Depending on the project phases, the mission of the Project Security Manager includes:
CFT:
Participate in the identification and definition of security measures during the pre-sales phase
Encrypt all the necessary security activities
Define in relation to the BM the organizational and technical solutions related to contractual, internal TS or regulatory requirements by integrating their description and cost. Analyze the related business risks and alert the BM
Complete all security qualification documents.
Draft the Security Assurance Plan if necessary and contribute to the technical memory of the response
BUILD:
Contribute to the technical security architecture and proposed solutions with regard to requirements.
Serve as an interface with the technical teams of Thales Digital Services to ensure compliance with security requirements
Draft or update the Security Assurance Plan describing organizational and technical security arrangements in response to contractual and regulatory security requirements and have it approved by the Project manager
Complete the PSSI compliance matrix and have it approved by the functional chain SSI
Roll out the specific regulatory processes where applicable (Health, Defense, ...) based on the existing processes of Thales Group and Thales Digital Services
Implement or pilot the implementation of security tools
RUN:
Pilot the Maintenance in Safety Condition (MCS) of the safety devices implemented
Ensure contractual reporting with the client (security indicators, key facts, incidents, ...), lead the safety committees with the latter and participate if necessary in the various project steering bodies
Report to the Engineering delivery manager, the SSI and the client
Perform the reviews of authorizations and access, monitoring Security incidents, monitoring Patch Management, monitoring Customer audits, production of SSI reporting...

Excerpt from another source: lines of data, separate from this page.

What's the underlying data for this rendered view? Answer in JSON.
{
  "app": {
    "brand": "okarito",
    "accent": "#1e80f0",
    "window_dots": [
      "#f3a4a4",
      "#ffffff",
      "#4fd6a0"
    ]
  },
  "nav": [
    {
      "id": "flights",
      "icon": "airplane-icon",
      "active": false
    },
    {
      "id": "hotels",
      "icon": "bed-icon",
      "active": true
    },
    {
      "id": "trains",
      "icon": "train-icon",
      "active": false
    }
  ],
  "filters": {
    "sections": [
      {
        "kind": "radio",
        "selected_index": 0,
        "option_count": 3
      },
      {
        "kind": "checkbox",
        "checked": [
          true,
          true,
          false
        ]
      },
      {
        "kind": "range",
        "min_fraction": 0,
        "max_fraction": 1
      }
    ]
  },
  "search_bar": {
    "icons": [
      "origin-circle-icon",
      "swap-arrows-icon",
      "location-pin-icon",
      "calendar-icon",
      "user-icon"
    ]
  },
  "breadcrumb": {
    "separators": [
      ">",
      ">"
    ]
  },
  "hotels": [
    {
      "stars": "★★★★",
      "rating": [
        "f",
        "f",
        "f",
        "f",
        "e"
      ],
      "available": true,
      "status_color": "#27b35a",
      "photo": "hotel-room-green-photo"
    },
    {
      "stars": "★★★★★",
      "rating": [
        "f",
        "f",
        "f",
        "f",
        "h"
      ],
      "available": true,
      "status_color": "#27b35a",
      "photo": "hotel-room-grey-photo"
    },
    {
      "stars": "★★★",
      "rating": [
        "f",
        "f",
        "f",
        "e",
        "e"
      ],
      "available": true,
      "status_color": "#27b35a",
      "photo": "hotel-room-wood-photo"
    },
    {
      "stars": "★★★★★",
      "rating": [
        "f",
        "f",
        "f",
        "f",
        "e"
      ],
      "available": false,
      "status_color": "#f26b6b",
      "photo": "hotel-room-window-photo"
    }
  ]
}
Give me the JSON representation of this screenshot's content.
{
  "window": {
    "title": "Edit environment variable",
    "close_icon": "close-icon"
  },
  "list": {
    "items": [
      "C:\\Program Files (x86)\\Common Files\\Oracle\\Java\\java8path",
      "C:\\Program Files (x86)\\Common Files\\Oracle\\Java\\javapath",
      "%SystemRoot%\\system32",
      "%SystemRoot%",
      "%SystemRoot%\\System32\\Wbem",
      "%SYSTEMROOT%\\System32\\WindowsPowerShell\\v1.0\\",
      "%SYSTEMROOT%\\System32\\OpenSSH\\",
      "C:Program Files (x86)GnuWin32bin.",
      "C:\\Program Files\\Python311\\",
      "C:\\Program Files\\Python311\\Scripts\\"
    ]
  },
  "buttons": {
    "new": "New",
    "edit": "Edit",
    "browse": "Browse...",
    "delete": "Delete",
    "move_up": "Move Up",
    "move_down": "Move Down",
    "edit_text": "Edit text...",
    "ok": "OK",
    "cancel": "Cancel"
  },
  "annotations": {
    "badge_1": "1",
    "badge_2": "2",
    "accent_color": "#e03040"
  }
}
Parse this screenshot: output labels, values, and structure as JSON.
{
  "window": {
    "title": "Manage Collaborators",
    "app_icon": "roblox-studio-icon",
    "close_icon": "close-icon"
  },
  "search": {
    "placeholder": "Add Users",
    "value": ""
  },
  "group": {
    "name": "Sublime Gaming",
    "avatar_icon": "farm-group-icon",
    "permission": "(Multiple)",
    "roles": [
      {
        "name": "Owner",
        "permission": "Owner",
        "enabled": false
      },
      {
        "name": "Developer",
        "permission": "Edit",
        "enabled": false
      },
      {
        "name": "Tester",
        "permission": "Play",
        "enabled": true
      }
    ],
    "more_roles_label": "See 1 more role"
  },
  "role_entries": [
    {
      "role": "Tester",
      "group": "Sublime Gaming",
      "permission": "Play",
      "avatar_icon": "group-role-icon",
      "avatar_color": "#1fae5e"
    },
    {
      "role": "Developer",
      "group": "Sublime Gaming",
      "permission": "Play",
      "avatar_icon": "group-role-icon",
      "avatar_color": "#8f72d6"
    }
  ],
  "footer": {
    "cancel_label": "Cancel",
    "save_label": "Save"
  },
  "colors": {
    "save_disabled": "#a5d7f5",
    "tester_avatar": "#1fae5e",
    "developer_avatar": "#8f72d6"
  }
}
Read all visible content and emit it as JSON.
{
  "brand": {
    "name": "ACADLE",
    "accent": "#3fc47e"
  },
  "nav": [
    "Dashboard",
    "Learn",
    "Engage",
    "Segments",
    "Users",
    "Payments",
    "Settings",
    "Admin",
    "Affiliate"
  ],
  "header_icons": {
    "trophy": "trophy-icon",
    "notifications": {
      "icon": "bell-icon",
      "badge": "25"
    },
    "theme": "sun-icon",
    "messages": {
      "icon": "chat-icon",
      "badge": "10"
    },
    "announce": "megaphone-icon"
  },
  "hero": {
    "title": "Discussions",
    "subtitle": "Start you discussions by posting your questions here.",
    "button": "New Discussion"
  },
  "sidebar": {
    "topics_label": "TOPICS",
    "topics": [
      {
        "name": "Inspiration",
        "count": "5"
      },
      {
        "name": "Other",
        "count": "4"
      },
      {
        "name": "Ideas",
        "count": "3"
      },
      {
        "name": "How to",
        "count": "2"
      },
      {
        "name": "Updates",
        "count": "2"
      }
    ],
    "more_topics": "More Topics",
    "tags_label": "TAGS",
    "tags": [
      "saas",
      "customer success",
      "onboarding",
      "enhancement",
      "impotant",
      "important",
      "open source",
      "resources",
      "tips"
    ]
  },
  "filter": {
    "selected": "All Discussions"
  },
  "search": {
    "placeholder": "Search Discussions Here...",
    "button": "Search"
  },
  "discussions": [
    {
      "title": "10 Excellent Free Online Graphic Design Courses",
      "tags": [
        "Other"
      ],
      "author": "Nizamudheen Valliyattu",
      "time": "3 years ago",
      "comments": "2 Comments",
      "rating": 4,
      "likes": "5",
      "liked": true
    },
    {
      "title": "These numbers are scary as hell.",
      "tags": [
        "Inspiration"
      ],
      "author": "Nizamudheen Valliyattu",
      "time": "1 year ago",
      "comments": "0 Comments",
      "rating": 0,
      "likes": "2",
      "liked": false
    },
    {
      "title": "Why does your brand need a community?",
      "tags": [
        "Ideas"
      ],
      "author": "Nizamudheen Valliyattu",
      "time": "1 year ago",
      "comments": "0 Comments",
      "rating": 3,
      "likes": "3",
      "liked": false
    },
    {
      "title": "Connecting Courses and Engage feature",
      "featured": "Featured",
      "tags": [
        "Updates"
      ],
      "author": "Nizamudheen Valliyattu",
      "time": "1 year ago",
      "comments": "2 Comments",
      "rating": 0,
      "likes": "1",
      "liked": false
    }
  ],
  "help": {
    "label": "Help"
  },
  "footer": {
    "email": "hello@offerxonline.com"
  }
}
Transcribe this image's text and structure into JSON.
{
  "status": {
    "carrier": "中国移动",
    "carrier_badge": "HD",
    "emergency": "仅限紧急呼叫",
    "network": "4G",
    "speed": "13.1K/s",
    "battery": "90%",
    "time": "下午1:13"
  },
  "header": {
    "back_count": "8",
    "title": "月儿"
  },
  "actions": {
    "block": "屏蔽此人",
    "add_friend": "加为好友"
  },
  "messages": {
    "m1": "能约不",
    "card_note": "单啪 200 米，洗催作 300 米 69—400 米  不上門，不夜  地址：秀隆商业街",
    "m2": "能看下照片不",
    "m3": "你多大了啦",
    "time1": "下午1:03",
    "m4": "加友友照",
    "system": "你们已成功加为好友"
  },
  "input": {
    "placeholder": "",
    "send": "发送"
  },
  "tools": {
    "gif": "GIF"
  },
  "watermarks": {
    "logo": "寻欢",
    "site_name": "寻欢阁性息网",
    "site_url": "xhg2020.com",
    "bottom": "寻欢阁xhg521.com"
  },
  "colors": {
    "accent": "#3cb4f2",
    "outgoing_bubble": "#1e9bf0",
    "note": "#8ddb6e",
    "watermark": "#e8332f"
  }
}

Alert and accompany the functional Cyber chain on security incident/event and ensure the interface with the Client
Produce a targeted technological watch or technical advice allowing to provide solutions or answers to the Client
Manage the security derogations and the corresponding risk analyses
Perform regular SSI checks and report the results and evidence
Accompany SSI audits and pilot the corresponding remediation plan
Example of an Project Security Manager contribution to SSI Services subscribed by the Client:
Approval
Analysis of Antivirus reports
Analysis of Vulnerability Audits
Analysis of CERT-IST bulletins
Monitoring of remediation plans following audit
Monitoring of specific security controls of the Client
Raising awareness among THALES Digital Services stakeholders and the Client
Network flow management, hardening of platforms
Management of personal data
The missions of the Project Security Manager lead to permanent interactions with many internal and external actors that should be addressed with hindsight, pragmatism, and several other soft-skills:
Required competencies/experience:
You have an intermediate proficiency in French, B1 minimum
Master’s degree or engineering diploma with around 3 years of relevant experience.
Cloud Security Technical Expertise
Standard information systems security infrastructure, architecture, technologies and processes
ISS Governance Concepts and Principles
Principles of Maintenance in Security Condition and means for project managers and secure architectures
CloudOps and DevSecOps
Referentials, regulations, standards and hygiene guides related to SSI (e.g.: GDPR, ISO27x0x, NIST, Cyber Resilience Act, AI Act, DORA, PCI-DSS, ...
Risk analysis methods (ideally EbiosRM) and application experience
Behavioral skills:
Managing complexity
Support innovation
Share a vision
Act with integrity
Engage key players
Being responsible
Focus on customer needs
Building trust
Take calculated risks
At Thales, we’re committed to fostering a workplace where respect, trust, collaboration, and passion drive everything we do. Here, you’ll feel empowered to bring your best self, thrive in a supportive culture, and love the work you do. Join us, and be part of a team reimagining technology to create solutions that truly make a difference – for a safer, greener, and more inclusive world.